14 jam kami menunggu dengan penuh harap, pamannya Fana juga telah sampai di Semarang. Akhirnya dokter keluar dari ruangan UGD. Wajah dokter itu terlihat bersedih. Aku merasakan hal yang tidak baik disin. Benar saja, dokter itu mengatakan kondisi Fana tidak tertolong lagi. Fana sudah tiada.

Setiap orang yang bernyawa pasti akan tiada, tapi ini begitu cepat bagi orang sebaik Fana, ini benar-benar tidak adil. Semesta, jangan hilangkan jingga dari langit senjaku!!

Suasana duka begitu mencekam, semua yang ada disana menangis begitu derasnya.

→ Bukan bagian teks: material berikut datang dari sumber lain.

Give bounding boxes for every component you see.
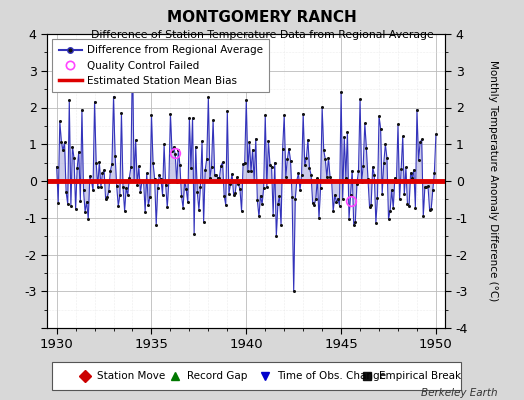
Legend: Difference from Regional Average, Quality Control Failed, Estimated Station Mean: Difference from Regional Average, Qualit… [52,39,269,92]
Text: Berkeley Earth: Berkeley Earth [421,388,498,398]
Text: Record Gap: Record Gap [187,371,248,381]
Text: Empirical Break: Empirical Break [379,371,462,381]
Text: MONTGOMERY RANCH: MONTGOMERY RANCH [167,10,357,25]
Text: Station Move: Station Move [97,371,166,381]
Text: Difference of Station Temperature Data from Regional Average: Difference of Station Temperature Data f… [91,30,433,40]
Text: Time of Obs. Change: Time of Obs. Change [277,371,386,381]
Y-axis label: Monthly Temperature Anomaly Difference (°C): Monthly Temperature Anomaly Difference (… [488,60,498,302]
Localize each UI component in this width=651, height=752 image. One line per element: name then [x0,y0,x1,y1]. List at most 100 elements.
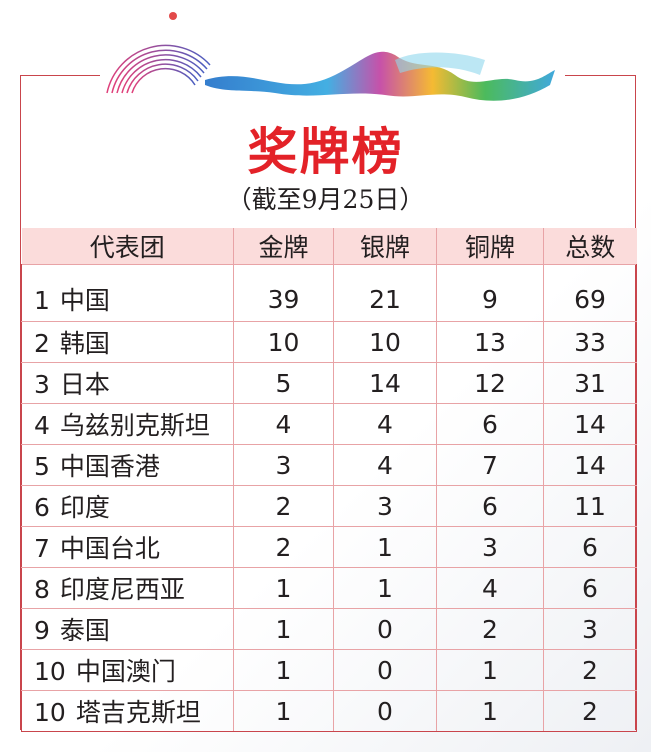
team-cell: 10 中国澳门 [21,649,234,691]
rank: 3 [34,370,50,399]
table-header-row: 代表团 金牌 银牌 铜牌 总数 [21,228,637,265]
bronze-count: 1 [436,649,544,691]
bronze-count: 13 [436,321,544,363]
silver-count: 3 [333,485,437,527]
rank: 10 [34,657,66,686]
team-name: 中国台北 [59,534,160,563]
gold-count: 5 [233,362,334,404]
gold-count: 1 [233,567,334,609]
rank: 9 [34,616,50,645]
frame-border-right-top [565,75,636,76]
header-silver: 银牌 [333,228,437,265]
table-row: 1 中国 39 21 9 69 [21,264,637,322]
gold-count: 10 [233,321,334,363]
table-row: 6 印度 2 3 6 11 [21,485,637,527]
frame-border-left [20,75,21,730]
team-name: 日本 [59,370,110,399]
bronze-count: 12 [436,362,544,404]
bronze-count: 6 [436,403,544,445]
silver-count: 4 [333,444,437,486]
team-cell: 7 中国台北 [21,526,234,568]
gold-count: 1 [233,649,334,691]
gold-count: 2 [233,485,334,527]
team-cell: 10 塔吉克斯坦 [21,690,234,732]
sun-icon [169,12,177,20]
team-name: 印度 [59,493,110,522]
silver-count: 1 [333,567,437,609]
rank: 2 [34,329,50,358]
team-name: 中国香港 [59,452,160,481]
hangzhou-logo-arcs [106,44,211,94]
total-count: 14 [543,403,637,445]
silver-count: 1 [333,526,437,568]
team-cell: 1 中国 [21,264,234,322]
header-gold: 金牌 [233,228,334,265]
table-row: 5 中国香港 3 4 7 14 [21,444,637,486]
total-count: 6 [543,567,637,609]
team-name: 塔吉克斯坦 [75,698,201,727]
team-name: 乌兹别克斯坦 [59,411,210,440]
total-count: 6 [543,526,637,568]
total-count: 3 [543,608,637,650]
team-name: 泰国 [59,616,110,645]
table-row: 8 印度尼西亚 1 1 4 6 [21,567,637,609]
bronze-count: 4 [436,567,544,609]
rank: 1 [34,286,50,315]
rank: 4 [34,411,50,440]
silver-count: 0 [333,649,437,691]
gold-count: 39 [233,264,334,322]
gold-count: 3 [233,444,334,486]
gold-count: 1 [233,608,334,650]
team-cell: 4 乌兹别克斯坦 [21,403,234,445]
total-count: 69 [543,264,637,322]
team-cell: 3 日本 [21,362,234,404]
total-count: 2 [543,649,637,691]
team-cell: 2 韩国 [21,321,234,363]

Pamannya Fana, terlihat begitu menyesal karena tidak berhasil menjaga Fana dengan baik. Tapi, ia tidak menyalahkan siapapun atas kejadian ini sebab ia percaya takdir sudah ditentukan oleh sang kuasa, menyalahkan diri sendiri dan orang lain bukanlah hal yang baik, lebih baik berdoa kepada sang pencipta agar Fana disediakan tempat di surga.

"Yang mana yang namanya Samudera?" tanya paman Fana.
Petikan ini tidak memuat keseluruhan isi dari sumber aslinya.